Search code examples
verilogfpgaxilinxsynthesis

Verilog asynch mem in Xilinx


I am trying to create a memory shift operation in verilog and was wondering the best way to do it. An example code is:

reg [MSB:0] a [0:NO_OF_LOCATIONS];
// after some processing
for(i =0; i <= NO_OF_LOCATIONS; i= i+1)
  a[i] = a[i+1]

If I use a ROM in Xilinx it can only do synchronize writes and I need to do all the shifts within one clock cycle. If I do use a memory as above I am not sure if on board implementation will result in metastability or don't care propagation.

Also what would be the best way to do it instead of a for loop?


Solution

  • I am assuming this is part of a clocked synchronous block, i.e. something like the following (it would not make much sense otherwise and you wrote "I need to do all the shifts within one clock cycle", which implies that this is part of a synchronous design):

    reg [MSB:0] a [0:NO_OF_LOCATIONS];
    
    always @(posedge clk)
      if (...) begin
        for(i =0; i < NO_OF_LOCATIONS; i= i+1)
          a[i] <= a[i+1];
        a[NO_OF_LOCATIONS] <= ...;
      end
    
    // also use a[] somewhere
    assign a0 = a[0];
    

    Btw: a[] has NO_OF_LOCATIONS+1 locations in it. I'm not sure if this is intended but I just left it that way. Usually the range of a[] would be written as [0:NO_OF_LOCATIONS-1] for NO_OF_LOCATIONS memory locations.

    Notice that I have changed the assignment = to <=. When assigning something in a clocked always-block and the thing you assign to is read anywhere outside that always-block then you must assign non-blocking (i.e. with <=) in order to avoid race conditions in simulation that can lead to simulation-synthesis mismatches.

    Also notice that I have factored out the assignment to a[NO_OF_LOCATIONS], as it would have got its value from a[NO_OF_LOCATIONS+1], which is out-of-bounds and thus would always be undef. Without that change the synthesis tool would be right to assume that all elements of a[] are constant undef and would simply replace all reads on that array with constant 'bx.

    This is perfectly fine code. I'm not sure why you brought up metastability but as long as the ... expressions are synchronous to clk there is no metastability in this circuit. But it does not really model a memory. Well, it does, but one with NO_OF_LOCATIONS write ports and NO_OF_LOCATIONS read ports (only counting the read ports inferred by that for-loop). Even if you had such a memory: it would be very inefficient to use it like that because the expensive thing about a memory port is its capability to address any memory location, but all the ports in this example have a constant memory address (i is constant after unrolling the for-loop). So this huge number of read and write ports will force the synthesis tool to implement that memory as a pile of individual registers. However, if your target architecture has dedicated shift register resources (such as many fpgas do), then this might be transformed to a shift register.

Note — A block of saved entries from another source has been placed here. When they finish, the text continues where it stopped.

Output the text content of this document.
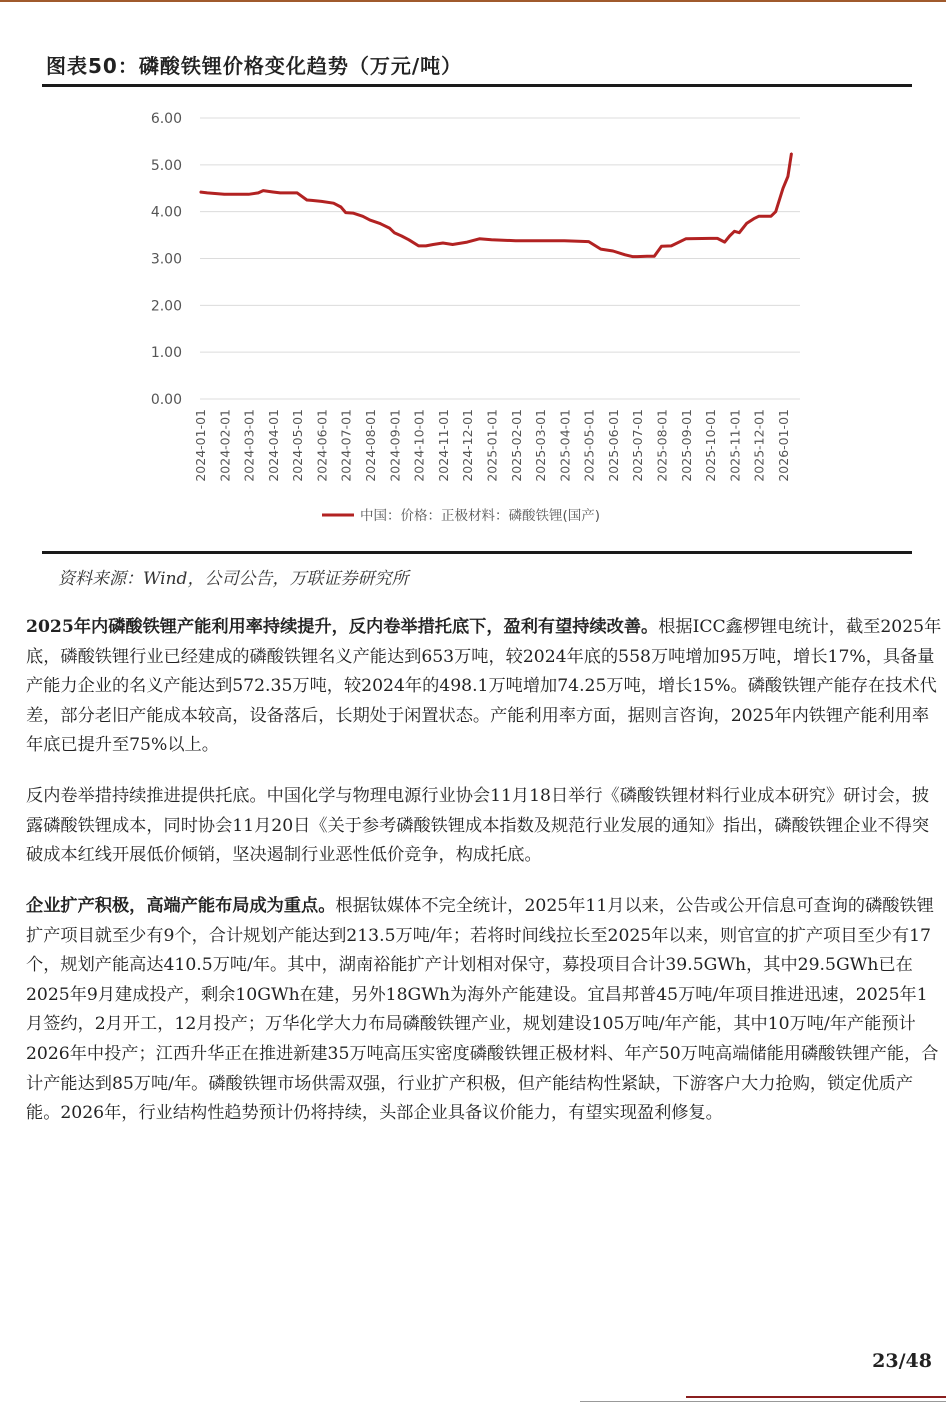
图表50：磷酸铁锂价格变化趋势（万元/吨）
0.00
1.00
2.00
3.00
4.00
5.00
6.00
2024-01-01 2024-02-01 2024-03-01 2024-04-01 2024-05-01 2024-06-01 2024-07-01 2024-08-01 2024-09-01 2024-10-01 2024-11-01 2024-12-01 2025-01-01 2025-02-01 2025-03-01 2025-04-01 2025-05-01 2025-06-01 2025-07-01 2025-08-01 2025-09-01 2025-10-01 2025-11-01 2025-12-01 2026-01-01
中国：价格：正极材料：磷酸铁锂(国产)
资料来源：Wind，公司公告，万联证券研究所

2025年内磷酸铁锂产能利用率持续提升，反内卷举措托底下，盈利有望持续改善。根据ICC鑫椤锂电统计，截至2025年底，磷酸铁锂行业已经建成的磷酸铁锂名义产能达到653万吨，较2024年底的558万吨增加95万吨，增长17%，具备量产能力企业的名义产能达到572.35万吨，较2024年的498.1万吨增加74.25万吨，增长15%。磷酸铁锂产能存在技术代差，部分老旧产能成本较高，设备落后，长期处于闲置状态。产能利用率方面，据则言咨询，2025年内铁锂产能利用率年底已提升至75%以上。

反内卷举措持续推进提供托底。中国化学与物理电源行业协会11月18日举行《磷酸铁锂材料行业成本研究》研讨会，披露磷酸铁锂成本，同时协会11月20日《关于参考磷酸铁锂成本指数及规范行业发展的通知》指出，磷酸铁锂企业不得突破成本红线开展低价倾销，坚决遏制行业恶性低价竞争，构成托底。

企业扩产积极，高端产能布局成为重点。根据钛媒体不完全统计，2025年11月以来，公告或公开信息可查询的磷酸铁锂扩产项目就至少有9个，合计规划产能达到213.5万吨/年；若将时间线拉长至2025年以来，则官宣的扩产项目至少有17个，规划产能高达410.5万吨/年。其中，湖南裕能扩产计划相对保守，募投项目合计39.5GWh，其中29.5GWh已在2025年9月建成投产，剩余10GWh在建，另外18GWh为海外产能建设。宜昌邦普45万吨/年项目推进迅速，2025年1月签约，2月开工，12月投产；万华化学大力布局磷酸铁锂产业，规划建设105万吨/年产能，其中10万吨/年产能预计2026年中投产；江西升华正在推进新建35万吨高压实密度磷酸铁锂正极材料、年产50万吨高端储能用磷酸铁锂产能，合计产能达到85万吨/年。磷酸铁锂市场供需双强，行业扩产积极，但产能结构性紧缺，下游客户大力抢购，锁定优质产能。2026年，行业结构性趋势预计仍将持续，头部企业具备议价能力，有望实现盈利修复。

23/48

    For large values of NO_OF_LOCATIONS you might consider implementing a fifo using cursor(s) into the memory instead of shifting the content of the entire memory from one element to the next. This would only infer one write port and no read port from inside the for-loop. For example:

    reg [MSB:0] a [0:NO_OF_LOCATIONS];
    
    parameter CURSOR_WIDTH = $clog2(NO_OF_LOCATIONS+1);
    reg [CURSOR_WIDTH-1:0] cursor = 0;
    
    always @(posedge clk)
      if (...) begin
        a[cursor] <= ...;
        cursor <= cursor == NO_OF_LOCATIONS ? 0 : cursor+1;
      end
    
    assign a0 = a[cursor];